Der Fluchtbericht stammt nicht von den abgebildeten Personen.
Galina und Jegor
Wir wohnten gleich am Meer, wo die Schiffe stehen. Wir haben Sehnsucht nach dem Meer. Am 24 2. sind wir losgefahren, am 25.2. angekommen. An der Grenze haben wir lange gestanden. Schon vor dem Krieg haben wir auf gepackten Koffern gesessen mit den wichtigsten Sachen. Es gab viele Gespräche, ob es Krieg gibt, das hatte eine fast hypnotische Wirkung, aber trotzdem haben wir nicht daran geglaubt. Unsere Tochter war damals im 6. Monat schwanger und wir sind alle auf die Datscha gefahren, aber es kamen auch dort Raketen und wir sind gleich weiter über die Grenze zu Moldawien nach Palanca gefahren. In Ştefan Vodă saßen wir in einem Café, müde, und wussten nicht wohin. Uns wurde im Café ein Haus in Volintiri angeboten, einfach so. Uns war kalt, es war Februar, mein Enkelsohn hatte große Angst und schon eine Woche nicht mehr gesprochen. Wir sind geblieben. Später ist meine Tochter mit Ihrer Familie weitern nach Westeuropa gefahren. Ihr Sohn ist in Deutschland geboren.
Etwa die Hälfte der Einwohner von Otaci besteht aus der ethnischen Gruppe der Roma. Deutlich wird das Stadtbild von ihren imposanten Villen geprägt. Viele der mehretagigen Baukörper befinden sich im Rohbau und dienen vor allem als Tragkonstruktion der prachtvollen Metalldächer, die strahlen, wie von orthodoxen Kirchen.
Stippvisite im ukrainischen Mohyliv Podilskyj. Die Passkontrolle gründlich. Die vielen russischen Visa im Pass erregen Misstrauen. Fragen und Telefonate, weitere Beamten werden dazu gerufen, meine Homepage gescannt. Dann das befreiende Nicken: „Passieren. Der Sieg ist unser!“
Wir dachten nicht, solange in Moldau bleiben zu müssen. Im Sommer wohnten wir im verlassenen Elternhaus meines Schwiegersohns. Nun wird es Winter. Der Ofen ist kaputt und überall Mäuse. In Dnipro haben wir eine Drei-Zimmer-Wohnung in einem Block, die Schränke voll mit warmer Kleidung. Meine Tochter und ihr Mann sind dort geblieben, sonst wird ihnen gekündigt. Sie müssen Geld verdienen.

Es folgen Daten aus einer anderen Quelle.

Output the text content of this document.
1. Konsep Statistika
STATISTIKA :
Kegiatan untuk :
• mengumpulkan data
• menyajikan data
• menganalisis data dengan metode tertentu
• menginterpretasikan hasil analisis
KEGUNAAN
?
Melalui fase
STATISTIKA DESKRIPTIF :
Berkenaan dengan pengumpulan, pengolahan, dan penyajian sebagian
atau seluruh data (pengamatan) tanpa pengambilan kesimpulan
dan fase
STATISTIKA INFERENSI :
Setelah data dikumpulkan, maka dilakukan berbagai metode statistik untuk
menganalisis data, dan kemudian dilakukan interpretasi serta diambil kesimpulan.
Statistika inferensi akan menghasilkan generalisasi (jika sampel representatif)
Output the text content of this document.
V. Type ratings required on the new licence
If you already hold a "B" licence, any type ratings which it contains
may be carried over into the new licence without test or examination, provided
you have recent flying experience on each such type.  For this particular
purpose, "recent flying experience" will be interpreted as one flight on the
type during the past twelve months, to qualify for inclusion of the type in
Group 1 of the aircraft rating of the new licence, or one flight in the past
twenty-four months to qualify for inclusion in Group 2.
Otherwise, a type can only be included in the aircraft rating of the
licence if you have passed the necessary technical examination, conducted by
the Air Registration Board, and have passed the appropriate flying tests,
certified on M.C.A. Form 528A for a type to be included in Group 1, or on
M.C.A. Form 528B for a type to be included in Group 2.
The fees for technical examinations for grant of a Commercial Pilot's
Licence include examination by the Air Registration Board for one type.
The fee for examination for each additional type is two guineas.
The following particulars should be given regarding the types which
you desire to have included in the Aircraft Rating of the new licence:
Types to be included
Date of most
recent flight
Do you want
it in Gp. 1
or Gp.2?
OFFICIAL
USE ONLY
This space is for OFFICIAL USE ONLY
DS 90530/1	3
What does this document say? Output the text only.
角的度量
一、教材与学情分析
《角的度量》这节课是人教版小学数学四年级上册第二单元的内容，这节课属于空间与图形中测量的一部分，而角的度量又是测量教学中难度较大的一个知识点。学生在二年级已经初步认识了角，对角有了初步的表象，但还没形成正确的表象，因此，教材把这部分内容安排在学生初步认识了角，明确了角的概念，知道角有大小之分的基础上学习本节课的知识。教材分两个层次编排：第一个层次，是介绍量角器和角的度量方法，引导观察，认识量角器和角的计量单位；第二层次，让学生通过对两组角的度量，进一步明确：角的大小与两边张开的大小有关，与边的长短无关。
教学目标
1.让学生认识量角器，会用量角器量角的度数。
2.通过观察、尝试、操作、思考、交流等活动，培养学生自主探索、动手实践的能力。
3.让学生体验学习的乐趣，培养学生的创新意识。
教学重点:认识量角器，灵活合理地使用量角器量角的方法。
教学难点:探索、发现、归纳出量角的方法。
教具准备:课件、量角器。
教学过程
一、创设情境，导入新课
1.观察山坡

Aus der Klosterkirche klingen hohe Frauenstimmen, als wir um ein Nachtlager bitten.
Der Schlafsaal mit elf Betten, in dem vor kurzen noch ukrainische Kriegsflüchtlinge untergebracht waren, wird unsere Bleibe für die kommenden Tage. Ein Klavier ist neben den Betten das einzige Möbel.
Der Fluchtbericht stammt nicht von den abgebildeten Personen.
Alexandra B. aus Cherson
Ich wurde an einem Checkpoint angehalten. Zwei Russen und ein Tschetschene haben mich aus dem Bus geholt. Auf meinem Handy waren ukrainische Symbole. Sie sagten, dass ukrainische Symbole verboten sind und dass wir ihre Untertanen sind und dass sie mich 15 Jahre ins Gefängnis stecken.
Der blaue Punkt BLUE DOT zeigt Hilfe an. Hilfe und Hoffnung.
Dumitru ist einer der Helfer, die 24 Stunden, 7 Tage die Woche auf Flüchtlinge wartend das Unicef-Büro offenhalten. Ein Spielzimmer ist eingerichtet, eine Ecke zur psychologischen Betreuung und ein Entspannungsraum, wo sich An-kommende einige Stunden erholen können, auf Klappbetten zwischen Palmenparavanen.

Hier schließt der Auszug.